My last post was an example of the In Medias Res posts I’m adding to the blog…another kind are Looking to the Shelves (LTTS)…for inspiration, help, guidance, explanations.
Today I’m turning to John Green’s Paper Towns, which is all about imagining ourselves, those around us, and our myths complexly.
For example, it is hard to imagine someone complexly when you try to make it match reality, and you don’t know what that reality is. It is hard to imagine someone complexly when they won’t let you see them complexly.
It is hard to imagine someone complexly when they don’t trust you enough to turn the wall they’ve built into a window.
And it is especially hard for the imaginer to imagine the person who built the wall complexly if she thought that the wall was already a window.
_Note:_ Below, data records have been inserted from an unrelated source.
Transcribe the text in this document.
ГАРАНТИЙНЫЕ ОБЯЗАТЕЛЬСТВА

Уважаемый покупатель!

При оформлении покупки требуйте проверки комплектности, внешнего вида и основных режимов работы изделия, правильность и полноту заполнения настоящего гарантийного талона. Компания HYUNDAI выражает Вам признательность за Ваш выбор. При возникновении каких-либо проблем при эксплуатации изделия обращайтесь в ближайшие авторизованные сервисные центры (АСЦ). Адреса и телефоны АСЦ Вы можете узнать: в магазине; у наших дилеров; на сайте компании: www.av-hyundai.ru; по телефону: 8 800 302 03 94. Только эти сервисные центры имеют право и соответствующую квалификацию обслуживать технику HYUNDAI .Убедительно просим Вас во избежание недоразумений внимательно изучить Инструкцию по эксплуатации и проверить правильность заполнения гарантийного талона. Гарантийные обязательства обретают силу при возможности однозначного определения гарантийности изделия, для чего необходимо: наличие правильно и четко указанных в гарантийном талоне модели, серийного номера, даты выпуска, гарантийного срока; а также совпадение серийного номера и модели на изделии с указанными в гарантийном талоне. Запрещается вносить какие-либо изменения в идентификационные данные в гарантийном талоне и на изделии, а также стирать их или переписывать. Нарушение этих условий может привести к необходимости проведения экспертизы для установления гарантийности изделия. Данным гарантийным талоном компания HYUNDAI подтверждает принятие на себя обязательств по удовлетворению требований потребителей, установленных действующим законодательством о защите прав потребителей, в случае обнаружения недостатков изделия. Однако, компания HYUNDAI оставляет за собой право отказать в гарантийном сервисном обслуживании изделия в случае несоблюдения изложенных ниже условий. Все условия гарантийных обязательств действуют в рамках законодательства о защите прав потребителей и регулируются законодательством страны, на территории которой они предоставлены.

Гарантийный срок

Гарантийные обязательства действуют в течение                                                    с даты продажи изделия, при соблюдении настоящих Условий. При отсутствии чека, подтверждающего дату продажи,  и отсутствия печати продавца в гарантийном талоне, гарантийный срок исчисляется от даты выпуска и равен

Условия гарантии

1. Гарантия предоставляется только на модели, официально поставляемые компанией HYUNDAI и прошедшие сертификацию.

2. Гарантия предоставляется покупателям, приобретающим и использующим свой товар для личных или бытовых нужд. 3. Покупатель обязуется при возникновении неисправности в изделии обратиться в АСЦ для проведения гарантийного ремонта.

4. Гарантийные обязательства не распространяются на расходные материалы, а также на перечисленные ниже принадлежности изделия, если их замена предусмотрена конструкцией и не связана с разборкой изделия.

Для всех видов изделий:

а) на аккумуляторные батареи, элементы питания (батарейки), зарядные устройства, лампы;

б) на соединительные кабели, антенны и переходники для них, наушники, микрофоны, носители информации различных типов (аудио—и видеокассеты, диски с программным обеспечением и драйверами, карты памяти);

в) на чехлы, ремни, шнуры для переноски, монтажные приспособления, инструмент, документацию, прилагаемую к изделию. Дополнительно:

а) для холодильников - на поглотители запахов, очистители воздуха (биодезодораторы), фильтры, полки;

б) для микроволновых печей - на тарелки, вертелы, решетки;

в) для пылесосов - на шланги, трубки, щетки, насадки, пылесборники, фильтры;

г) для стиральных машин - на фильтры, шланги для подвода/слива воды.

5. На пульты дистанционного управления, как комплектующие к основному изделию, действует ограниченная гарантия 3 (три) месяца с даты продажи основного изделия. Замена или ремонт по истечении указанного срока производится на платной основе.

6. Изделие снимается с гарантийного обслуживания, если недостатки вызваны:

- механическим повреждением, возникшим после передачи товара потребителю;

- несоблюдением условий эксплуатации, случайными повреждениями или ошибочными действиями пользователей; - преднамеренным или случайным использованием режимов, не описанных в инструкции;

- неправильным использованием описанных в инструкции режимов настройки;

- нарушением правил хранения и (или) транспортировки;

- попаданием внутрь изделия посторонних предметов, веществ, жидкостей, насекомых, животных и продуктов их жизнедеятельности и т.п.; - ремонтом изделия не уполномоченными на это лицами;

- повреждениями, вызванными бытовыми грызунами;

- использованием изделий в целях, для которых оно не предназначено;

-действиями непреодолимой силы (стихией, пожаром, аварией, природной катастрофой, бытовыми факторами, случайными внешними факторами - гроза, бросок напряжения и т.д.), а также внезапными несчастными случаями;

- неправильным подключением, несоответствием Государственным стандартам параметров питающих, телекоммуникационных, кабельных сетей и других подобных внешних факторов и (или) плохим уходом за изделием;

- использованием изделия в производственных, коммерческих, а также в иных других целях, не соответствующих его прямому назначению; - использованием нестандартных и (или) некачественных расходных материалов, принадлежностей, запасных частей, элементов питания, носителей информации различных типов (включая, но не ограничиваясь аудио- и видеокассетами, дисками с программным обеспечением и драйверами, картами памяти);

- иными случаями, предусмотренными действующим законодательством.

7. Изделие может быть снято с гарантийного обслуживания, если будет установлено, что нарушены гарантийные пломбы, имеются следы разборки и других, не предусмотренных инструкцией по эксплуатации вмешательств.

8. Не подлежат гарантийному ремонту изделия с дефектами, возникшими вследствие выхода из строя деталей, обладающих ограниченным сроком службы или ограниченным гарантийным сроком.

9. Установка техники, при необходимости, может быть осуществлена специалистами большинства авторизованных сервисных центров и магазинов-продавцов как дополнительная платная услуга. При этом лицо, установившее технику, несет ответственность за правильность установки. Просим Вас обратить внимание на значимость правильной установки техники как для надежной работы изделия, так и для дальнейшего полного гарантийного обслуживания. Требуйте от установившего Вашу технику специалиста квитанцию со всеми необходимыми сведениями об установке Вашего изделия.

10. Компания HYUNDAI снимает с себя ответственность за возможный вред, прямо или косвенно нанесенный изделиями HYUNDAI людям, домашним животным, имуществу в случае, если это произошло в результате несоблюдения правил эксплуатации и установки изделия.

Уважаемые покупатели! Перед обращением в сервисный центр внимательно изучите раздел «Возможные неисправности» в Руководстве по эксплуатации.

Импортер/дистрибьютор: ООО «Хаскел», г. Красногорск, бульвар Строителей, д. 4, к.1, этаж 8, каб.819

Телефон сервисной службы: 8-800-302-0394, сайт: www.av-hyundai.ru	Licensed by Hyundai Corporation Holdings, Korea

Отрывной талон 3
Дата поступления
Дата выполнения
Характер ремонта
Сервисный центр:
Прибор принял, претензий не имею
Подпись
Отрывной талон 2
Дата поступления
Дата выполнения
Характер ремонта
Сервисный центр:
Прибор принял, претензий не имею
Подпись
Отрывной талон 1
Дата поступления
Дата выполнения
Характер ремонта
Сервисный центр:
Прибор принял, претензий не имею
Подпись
What I’m trying to get at is, how can I imagine someone complexly if I don’t know anything at all?
Or the better question: How can I reimagine someone to match the person they truly are, since I imagined them completely wrong in the first place?
And maybe my need to reimagine is because I wasn’t seeing them for who they truly were. Maybe I’m not allowing, as Radar says, to let that person be who they are.
But maybe my need to reimagine is because I never had the proper foundation in the first place.
It’s like, someone told me to make a sculpture. Fine. Give me clay. Or rock and a chisel.
Don’t give me a paintbrush, paints, and a canvas. Let me make the sculpture, not a painting of a sculpture.
Don’t force me to imagine something that will look like you, but inherently isn’t you.
Ce n’est pas une pipe, after all. (Wrong book…)
It is easy to forget how full the world is of people, full to bursting, and each of them imaginable and consistently misimagined.